O Papa Francisco presenteou toda a Igreja com o lançamento da Encíclica Lumen Fidei, documento que encerra a trilogia das virtudes teologais, iniciada por seu predecessor, o Papa Emérito Bento XVI. No texto escrito a quatro mãos é perceptível a finura teológica de Ratzinger e a sensibilidade pastoral de Bergoglio. Nele, o Santo Padre apresenta a luz da fé como um caminho a ser percorrido por todo fiel, sendo ela "a expressão com que a tradição da Igreja designou o grande dom trazido por Jesus Cristo".

A fé, pontifica o Papa, não é um obstáculo à razão ou à ciência, embora a mentalidade moderna a conceba erroneamente assim. É antes uma luz que ilumina e alarga a visão do ser humano sobre as realidades hodiernas, uma vez que para ser verdadeiramente luz, "não pode dimanar de nós mesmos; tem de vir de uma fonte mais originária, deve porvir em última análise de Deus". Com esse ensinamento, Francisco fulmina a atitude arrogante do homem - principalmente de certos teólogos - que quer fazer de si mesmo a única e própria medida. Neste sentido, insiste o Santo Padre, "urge recuperar o caráter de luz que é próprio da fé, pois, quando a sua chama se apaga, todas as outras luzes acabam também por perder o seu vigor".

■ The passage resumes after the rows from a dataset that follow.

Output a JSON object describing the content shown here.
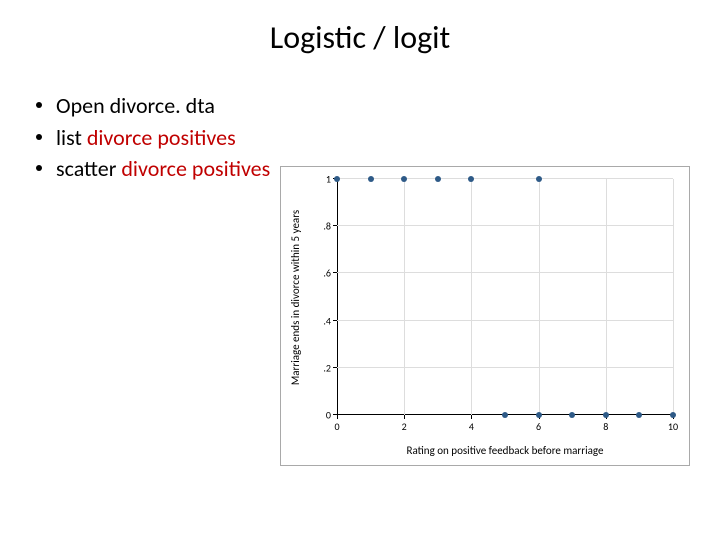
{
  "title": "Logistic / logit",
  "bullets": [
    {
      "segments": [
        {
          "t": "Open divorce. dta",
          "red": false
        }
      ]
    },
    {
      "segments": [
        {
          "t": "list ",
          "red": false
        },
        {
          "t": "divorce positives",
          "red": true
        }
      ]
    },
    {
      "segments": [
        {
          "t": "scatter ",
          "red": false
        },
        {
          "t": "divorce positives",
          "red": true
        }
      ]
    }
  ],
  "chart": {
    "type": "scatter",
    "background_color": "#ffffff",
    "border_color": "#a9a9a9",
    "grid_color": "#dddddd",
    "axis_color": "#000000",
    "xlabel": "Rating on positive feedback before marriage",
    "ylabel": "Marriage ends in divorce within 5 years",
    "label_fontsize": 11,
    "tick_fontsize": 10,
    "xlim": [
      0,
      10
    ],
    "ylim": [
      0,
      1
    ],
    "xticks": [
      0,
      2,
      4,
      6,
      8,
      10
    ],
    "yticks": [
      0,
      0.2,
      0.4,
      0.6,
      0.8,
      1
    ],
    "ytick_labels": [
      "0",
      ".2",
      ".4",
      ".6",
      ".8",
      "1"
    ],
    "marker_color": "#2e5a87",
    "marker_size": 6,
    "points": [
      {
        "x": 0,
        "y": 1
      },
      {
        "x": 1,
        "y": 1
      },
      {
        "x": 2,
        "y": 1
      },
      {
        "x": 3,
        "y": 1
      },
      {
        "x": 4,
        "y": 1
      },
      {
        "x": 5,
        "y": 0
      },
      {
        "x": 6,
        "y": 1
      },
      {
        "x": 6,
        "y": 0
      },
      {
        "x": 7,
        "y": 0
      },
      {
        "x": 8,
        "y": 0
      },
      {
        "x": 9,
        "y": 0
      },
      {
        "x": 10,
        "y": 0
      }
    ]
  }
}
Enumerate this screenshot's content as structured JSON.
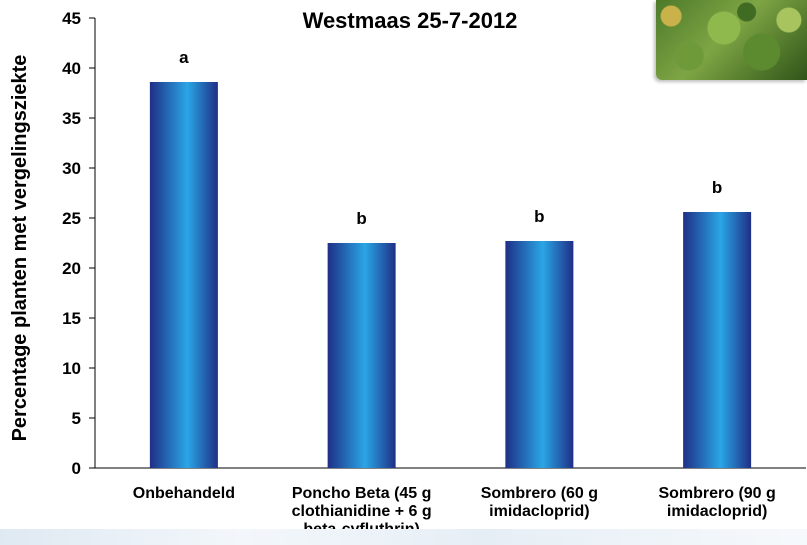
{
  "chart_data": {
    "type": "bar",
    "title": "Westmaas 25-7-2012",
    "ylabel": "Percentage planten met vergelingsziekte",
    "xlabel": "",
    "ylim": [
      0,
      45
    ],
    "yticks": [
      0,
      5,
      10,
      15,
      20,
      25,
      30,
      35,
      40,
      45
    ],
    "categories": [
      [
        "Onbehandeld"
      ],
      [
        "Poncho Beta (45 g",
        "clothianidine + 6 g",
        "beta-cyfluthrin)"
      ],
      [
        "Sombrero (60 g",
        "imidacloprid)"
      ],
      [
        "Sombrero (90 g",
        "imidacloprid)"
      ]
    ],
    "values": [
      38.6,
      22.5,
      22.7,
      25.6
    ],
    "significance_letters": [
      "a",
      "b",
      "b",
      "b"
    ],
    "grid": false,
    "bar_colors": {
      "edge": "#1f2f86",
      "center": "#2aa6e6"
    }
  },
  "decor": {
    "photo": "sugar-beet-leaves-photo"
  }
}
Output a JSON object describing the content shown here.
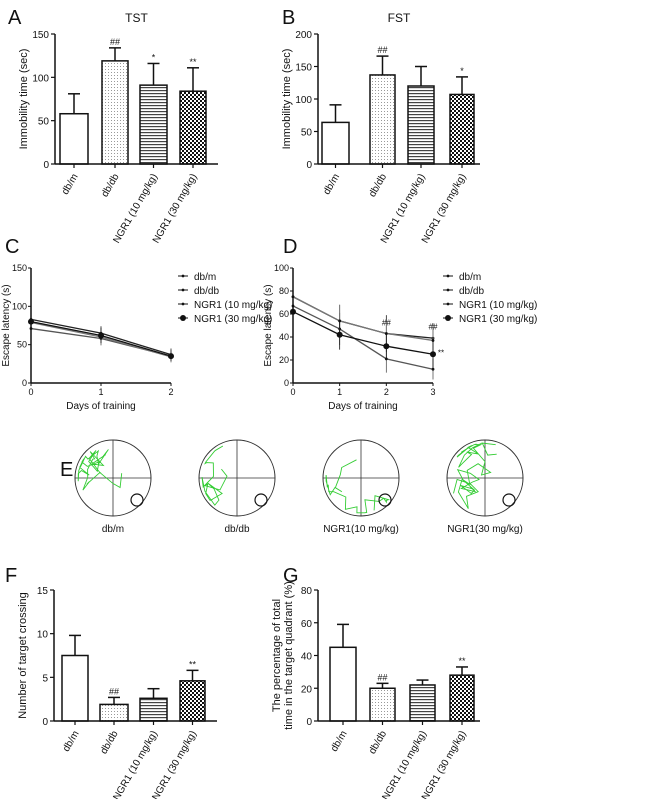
{
  "chart_data": [
    {
      "panel": "A",
      "type": "bar",
      "title": "TST",
      "ylabel": "Immobility time (sec)",
      "ylim": [
        0,
        150
      ],
      "yticks": [
        0,
        50,
        100,
        150
      ],
      "categories": [
        "db/m",
        "db/db",
        "NGR1 (10 mg/kg)",
        "NGR1 (30 mg/kg)"
      ],
      "values": [
        58,
        119,
        91,
        84
      ],
      "errors": [
        23,
        15,
        25,
        27
      ],
      "annotations": [
        "",
        "##",
        "*",
        "**"
      ]
    },
    {
      "panel": "B",
      "type": "bar",
      "title": "FST",
      "ylabel": "Immobility time (sec)",
      "ylim": [
        0,
        200
      ],
      "yticks": [
        0,
        50,
        100,
        150,
        200
      ],
      "categories": [
        "db/m",
        "db/db",
        "NGR1 (10 mg/kg)",
        "NGR1 (30 mg/kg)"
      ],
      "values": [
        64,
        137,
        120,
        107
      ],
      "errors": [
        27,
        29,
        30,
        27
      ],
      "annotations": [
        "",
        "##",
        "",
        "*"
      ]
    },
    {
      "panel": "C",
      "type": "line",
      "xlabel": "Days of training",
      "ylabel": "Escape latency (s)",
      "ylim": [
        0,
        150
      ],
      "yticks": [
        0,
        50,
        100,
        150
      ],
      "x": [
        0,
        1,
        2
      ],
      "legend": "right",
      "series": [
        {
          "name": "db/m",
          "values": [
            71,
            58,
            35
          ],
          "errors": [
            12,
            9,
            8
          ]
        },
        {
          "name": "db/db",
          "values": [
            83,
            65,
            37
          ],
          "errors": [
            14,
            9,
            8
          ]
        },
        {
          "name": "NGR1 (10 mg/kg)",
          "values": [
            79,
            60,
            34
          ],
          "errors": [
            13,
            10,
            7
          ]
        },
        {
          "name": "NGR1 (30 mg/kg)",
          "values": [
            80,
            62,
            35
          ],
          "errors": [
            15,
            10,
            6
          ]
        }
      ],
      "annotations": []
    },
    {
      "panel": "D",
      "type": "line",
      "xlabel": "Days of training",
      "ylabel": "Escape latency (s)",
      "ylim": [
        0,
        100
      ],
      "yticks": [
        0,
        20,
        40,
        60,
        80,
        100
      ],
      "x": [
        0,
        1,
        2,
        3
      ],
      "legend": "right",
      "series": [
        {
          "name": "db/m",
          "values": [
            67,
            47,
            21,
            12
          ],
          "errors": [
            18,
            14,
            12,
            9
          ]
        },
        {
          "name": "db/db",
          "values": [
            75,
            54,
            43,
            39
          ],
          "errors": [
            16,
            14,
            16,
            13
          ]
        },
        {
          "name": "NGR1 (10 mg/kg)",
          "values": [
            75,
            54,
            43,
            37
          ],
          "errors": [
            16,
            14,
            10,
            11
          ]
        },
        {
          "name": "NGR1 (30 mg/kg)",
          "values": [
            62,
            42,
            32,
            25
          ],
          "errors": [
            20,
            13,
            11,
            12
          ]
        }
      ],
      "annotations": [
        {
          "x": 2,
          "text": "##"
        },
        {
          "x": 3,
          "text": "##"
        },
        {
          "x": 3,
          "text": "**"
        }
      ]
    },
    {
      "panel": "F",
      "type": "bar",
      "title": "",
      "ylabel": "Number of target crossing",
      "ylim": [
        0,
        15
      ],
      "yticks": [
        0,
        5,
        10,
        15
      ],
      "categories": [
        "db/m",
        "db/db",
        "NGR1 (10 mg/kg)",
        "NGR1 (30 mg/kg)"
      ],
      "values": [
        7.5,
        1.9,
        2.6,
        4.6
      ],
      "errors": [
        2.3,
        0.8,
        1.1,
        1.2
      ],
      "annotations": [
        "",
        "##",
        "",
        "**"
      ]
    },
    {
      "panel": "G",
      "type": "bar",
      "title": "",
      "ylabel": "The percentage of total",
      "ylabel2": "time in the target quadrant (%)",
      "ylim": [
        0,
        80
      ],
      "yticks": [
        0,
        20,
        40,
        60,
        80
      ],
      "categories": [
        "db/m",
        "db/db",
        "NGR1 (10 mg/kg)",
        "NGR1 (30 mg/kg)"
      ],
      "values": [
        45,
        20,
        22,
        28
      ],
      "errors": [
        14,
        3,
        3,
        5
      ],
      "annotations": [
        "",
        "##",
        "",
        "**"
      ]
    }
  ],
  "maze": {
    "panel": "E",
    "labels": [
      "db/m",
      "db/db",
      "NGR1(10 mg/kg)",
      "NGR1(30 mg/kg)"
    ],
    "path_color": "#33cc33"
  }
}
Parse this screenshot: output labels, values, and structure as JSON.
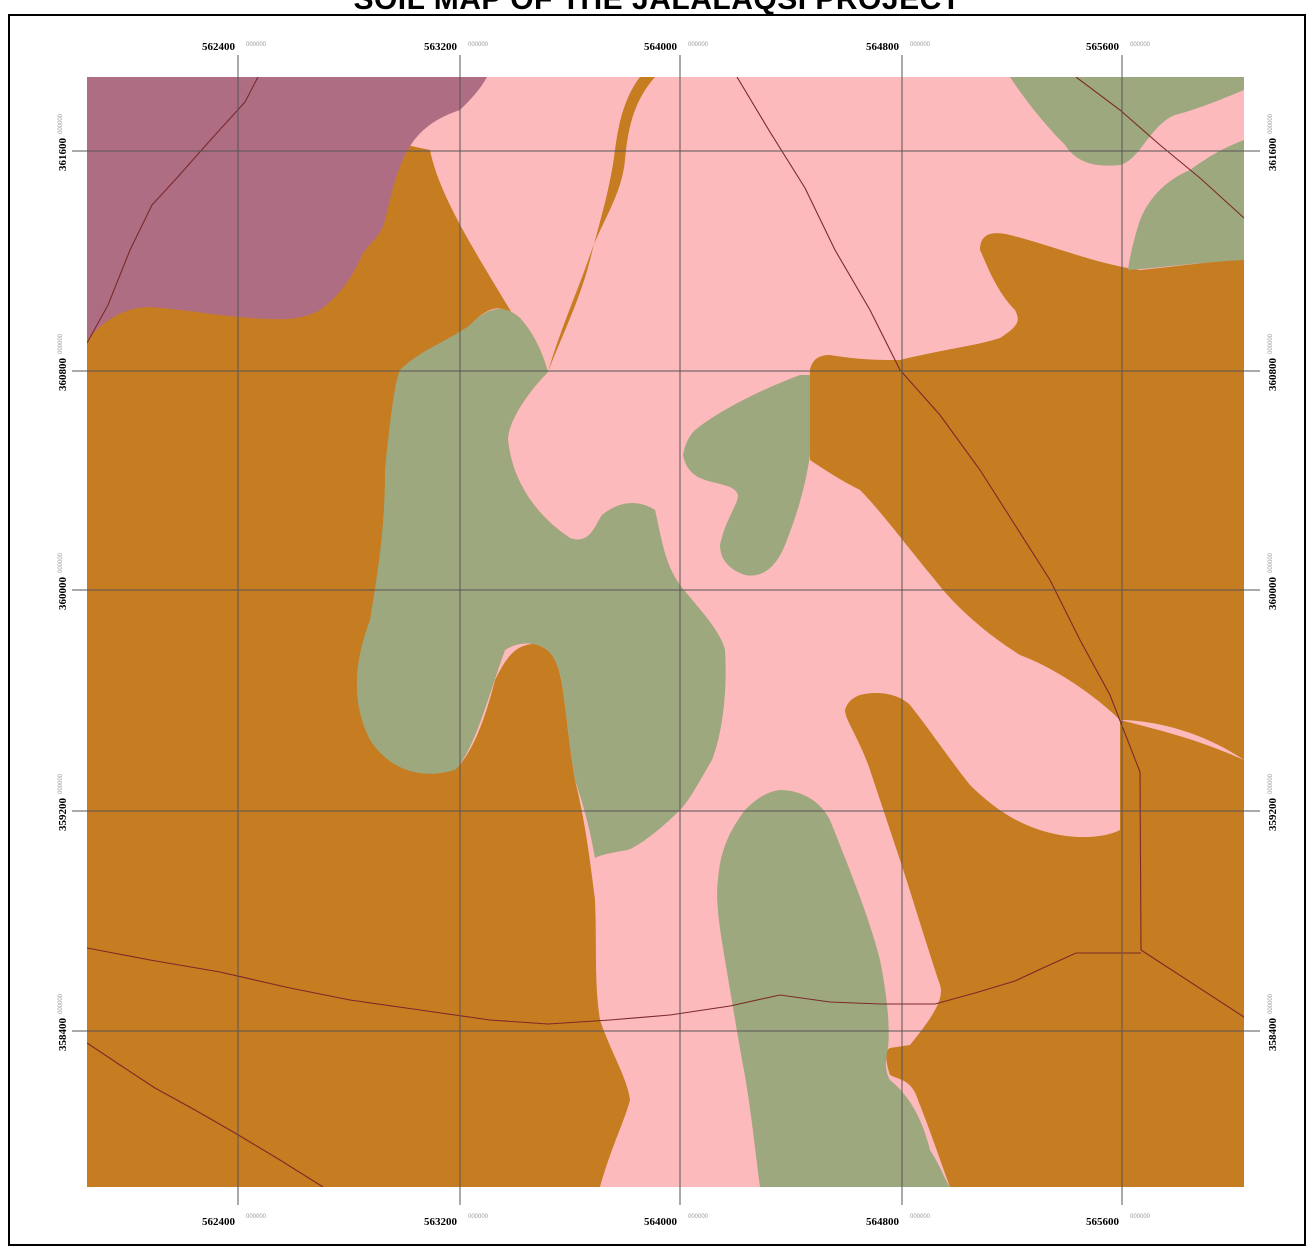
{
  "title": "SOIL MAP OF THE JALALAQSI PROJECT",
  "tick_suffix": "000000",
  "x_ticks": [
    "562400",
    "563200",
    "564000",
    "564800",
    "565600"
  ],
  "y_ticks": [
    "361600",
    "360800",
    "360000",
    "359200",
    "358400"
  ],
  "colors": {
    "pink": "#fdbabd",
    "brown": "#c67c20",
    "green": "#9ea87f",
    "purple": "#af6d84",
    "line": "#7a2a2a",
    "grid": "#555555"
  }
}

O diagnóstico da Lumen Fidei acerca do pensamento moderno é de precisão cirúrgica, ainda mais quando se tem em mente aquela desertificação da fé tão denunciada por Bento XVI. E é aí que se percebe, mais uma vez, a harmonia entre Francisco e os seus predecessores. Com efeito, vale mencionar a citação de Teodoro W. Adorno sobre a fé no progresso técnico, feita pelo Papa Emérito na Encíclica Spe Salvi: "este, visto de perto, seria o progresso da funda[1] à megabomba". Desse modo, só há verdadeiro progresso quando ele está alicerçado nas bases indicadas pela luz que emana de Cristo. E é assim que, recorda Francisco, "o olhar da ciência se beneficia da fé: esta convida o cientista a permanecer aberto à realidade, em toda a sua riqueza inesgotável".

Ademais, o caminho iluminado pela luz da fé não é solitário, pois "quem crê, nunca está sozinho". Portanto, o seu lugar comum é dentro da Igreja, pois é dela que a humanidade recebe a plenitude dos meios da salvação e é também a partir dela que o homem os transmite. Visto que "só é possível responder 'creio'em primeira pessoa, porque se pertence a uma comunhão grande, dizendo também 'cremos'", negar a Igreja significa negar Cristo. É, pois, imperioso para todo cristão não somente assumir, mas também defender todos os artigos do depósito da fé, do qual a Igreja é a primeira guardiã, "precisamente porque todos os artigos da fé estão unitariamente ligados" e, sendo assim, "negar um deles - mesmo dos que possam parecer menos importantes - equivale a danificar o todo".

A fé pressupõe um encontro pessoal com a Pessoa de Nosso Senhor Jesus Cristo e com ele, o seu amor, que é justamente a sua essência. A fé procura o bem comum e desperta na consciência humana a verdade impressa em seu coração pelo próprio Deus, iluminando, assim, todas as realidades, desde o matrimônio entre um homem e uma a mulher às demais circunstâncias da existência do homem. A fé age como um consolo a todos aqueles que são oprimidos pela realidade do pecado e pelos males do mundo. A fé, unida à verdade, conduz à Jerusalém Celeste, destino para qual tendem todos os que estão inseridos no Corpo do Único e Verdadeiro Salvador, "em que se revela a origem e consumação da história". Enfim, afirma a Lumen Fidei, a fé, juntamente com a caridade e a esperança, "projeta-nos para um futuro certo, que se coloca numa perspectiva diferente relativamente às propostas ilusórias dos ídolos do mundo, mas que dá novo impulso e nova força à vida de todos os dias".

Referências

  1. * Tira de couro ou corda com que se arremessam pedras ou balas.